Un mélange de beauté formelle, de capture du réel, de transcendance des cadres, d’exaltation des émotions, d’interprétation volcanique, de brûlot à charge. Tout cela, mesdames, messieurs, en plein dans la figure, et pendant plus de deux heures trente, que l’on ne sent même pas s’écouler.

Le réalisateur, Paul Thomas Anderson, déjà à fleur de peau dans ses précédents métrages (entre autres l’haletant « Punch Drunk Love »), offre ici un récit à lectures multiples. Thématiques variées, toutes exploitées, drainées jusqu’à plus soif, pour enrichir un métrage d’une densité incroyable déployant aussi bien ses méandres vers le drame humain, la reconstitution historique, qu’un portrait à peine métaphorique de ce qu’est l’Amérique (mais saurait-on le réduire à cela ?).
Les angles de vue s’imbriquent à en devenir indissociables les uns des autres, à se nourrir de l’autre, à s’éclairer mutuellement.

L’ascension de Daniel Plainview s’inscrit dans le rêve américain le plus cliché qu’il soit : or, pétrole, dollars. Parti de rien, l’homme semble se faire sa place au soleil, construire sa réussite. Semble, car Plainview balaie à tour de rôle, d’un revers de la main, les mythes fondateurs qui devraient accompagner sa glorieuse réussite. La famille n’est qu’un alibi, les sentiments se sacrifient à la loi du profit, les autres ne réconcilient jamais avec le genre humain, bien au contraire. Et l’on finit seul, comme l’on a commencé, seul le cadre change.
La fortune de Plainview apparaît dérisoire, en même temps qu’elle détruit tout sur son passage. Les propriétaires floués des terrains pétrolifères, foule anonyme, sont vendus aux promesses jamais ou mal tenues. Le fils devient une charge, un crève-cœur, que Plainview ne sait plus gérer.

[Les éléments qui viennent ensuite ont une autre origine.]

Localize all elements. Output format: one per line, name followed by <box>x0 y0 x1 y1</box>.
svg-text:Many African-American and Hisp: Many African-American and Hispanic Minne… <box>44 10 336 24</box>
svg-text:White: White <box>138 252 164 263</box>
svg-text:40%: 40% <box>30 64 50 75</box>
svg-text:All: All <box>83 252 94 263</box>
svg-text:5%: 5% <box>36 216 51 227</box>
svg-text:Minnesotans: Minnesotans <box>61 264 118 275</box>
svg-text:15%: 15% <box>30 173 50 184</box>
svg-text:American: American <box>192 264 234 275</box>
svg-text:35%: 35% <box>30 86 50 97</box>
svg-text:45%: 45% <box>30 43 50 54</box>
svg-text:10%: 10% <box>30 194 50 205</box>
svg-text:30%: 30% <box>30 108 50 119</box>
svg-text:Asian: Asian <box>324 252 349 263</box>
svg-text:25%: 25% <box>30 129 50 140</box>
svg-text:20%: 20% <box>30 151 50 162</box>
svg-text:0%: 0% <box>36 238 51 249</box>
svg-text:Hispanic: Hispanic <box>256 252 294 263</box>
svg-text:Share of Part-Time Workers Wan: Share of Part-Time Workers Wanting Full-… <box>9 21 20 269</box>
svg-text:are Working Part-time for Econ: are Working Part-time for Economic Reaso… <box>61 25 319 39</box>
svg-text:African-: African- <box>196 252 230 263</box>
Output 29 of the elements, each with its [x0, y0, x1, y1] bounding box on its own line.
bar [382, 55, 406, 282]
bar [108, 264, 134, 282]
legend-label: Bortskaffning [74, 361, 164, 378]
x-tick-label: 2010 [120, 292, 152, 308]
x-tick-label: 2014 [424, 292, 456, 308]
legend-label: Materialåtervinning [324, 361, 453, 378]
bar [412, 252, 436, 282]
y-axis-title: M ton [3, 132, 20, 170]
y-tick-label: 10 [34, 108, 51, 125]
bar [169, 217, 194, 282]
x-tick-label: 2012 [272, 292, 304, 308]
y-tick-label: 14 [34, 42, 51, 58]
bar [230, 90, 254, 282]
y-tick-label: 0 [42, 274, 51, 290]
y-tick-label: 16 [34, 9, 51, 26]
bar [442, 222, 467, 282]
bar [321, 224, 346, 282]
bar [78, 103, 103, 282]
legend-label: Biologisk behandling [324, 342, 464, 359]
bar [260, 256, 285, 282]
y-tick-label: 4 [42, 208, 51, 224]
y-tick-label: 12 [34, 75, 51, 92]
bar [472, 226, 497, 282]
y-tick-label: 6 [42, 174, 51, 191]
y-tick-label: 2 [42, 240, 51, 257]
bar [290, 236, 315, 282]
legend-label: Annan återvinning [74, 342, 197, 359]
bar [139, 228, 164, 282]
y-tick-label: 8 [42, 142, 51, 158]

La paranoïa monte, la tension aussi, à raison.
Face à cette inexorable marche, la religion dresse son rempart, exigeant son dû mais incapable de résister avec ses armes, confinant souvent au ridicule, face au pouvoir implacable de l’argent.
La figure du pasteur est celle d’un grand échalas maladroit, s’opposant volontiers à celle de Plainview, force brute, triomphante dans un rapport de force qui renvoie bien vite l’Eglise à ses artifices et à ses faiblesses. Le cynisme et le pragmatisme écrasent tout. Et la foi ne tient finalement pas à grand-chose (certains dialogues entre les deux protagonistes génèrent un malaise fascinant).

Avec entre les mains un personnage aussi complexe que Plainview, Daniel Day Lewis avait deux solutions : être formidable, ou être grandiose (de toute façon, Day Lewis ne sait pas être moins que cela). Il aura choisi la seconde option. Son regard froid, souvent capté au plus près dit la soif de Plainview, sa détermination, ses déchirements.
Face à une prestation aussi écrasante, Paul Dano en pasteur illuminé du dimanche impose un charisme plus fin, mais tout aussi renversant. En un mot comme en cent, il réussit là où Di Caprio échouait lamentablement dans « Gangs of New York » face à Day Lewis : il existe. Incontestablement, cet acteur est de la trempe dont on fait les plus grands (est-ce du reste une surprise après son très beau passage muet dans « Little Miss Sunshine » ?).
Dillon Freasier ne saurait être oublié, ce gosse dont l’intensité du jeu tout en retenue est impressionnante de maîtrise, et achève de prouver que la direction d’acteurs est ici un véritable travail d’orfèvre.

« There will be blood » sonne dans ses dernières secondes comme une prophétie adressée à une Amérique dont on vient de dépeindre les trois piliers fondateurs : appât du gain, religion, famille. Tous trois pervertis, faussés, salis. Tout suinte cette matière noire, pourvoyeuse de richesses mais salissant tout ce qu’elle touche. Voici donc comment tout à commencer et comment tout doit finir. Et voici que le film déborde de son cadre. L’Amérique est comme le monde, ne revient finalement qu’à l’humanité entière : ambition, religion, famille. Aucun des trois n’est gratuit. Chacun appel le sang.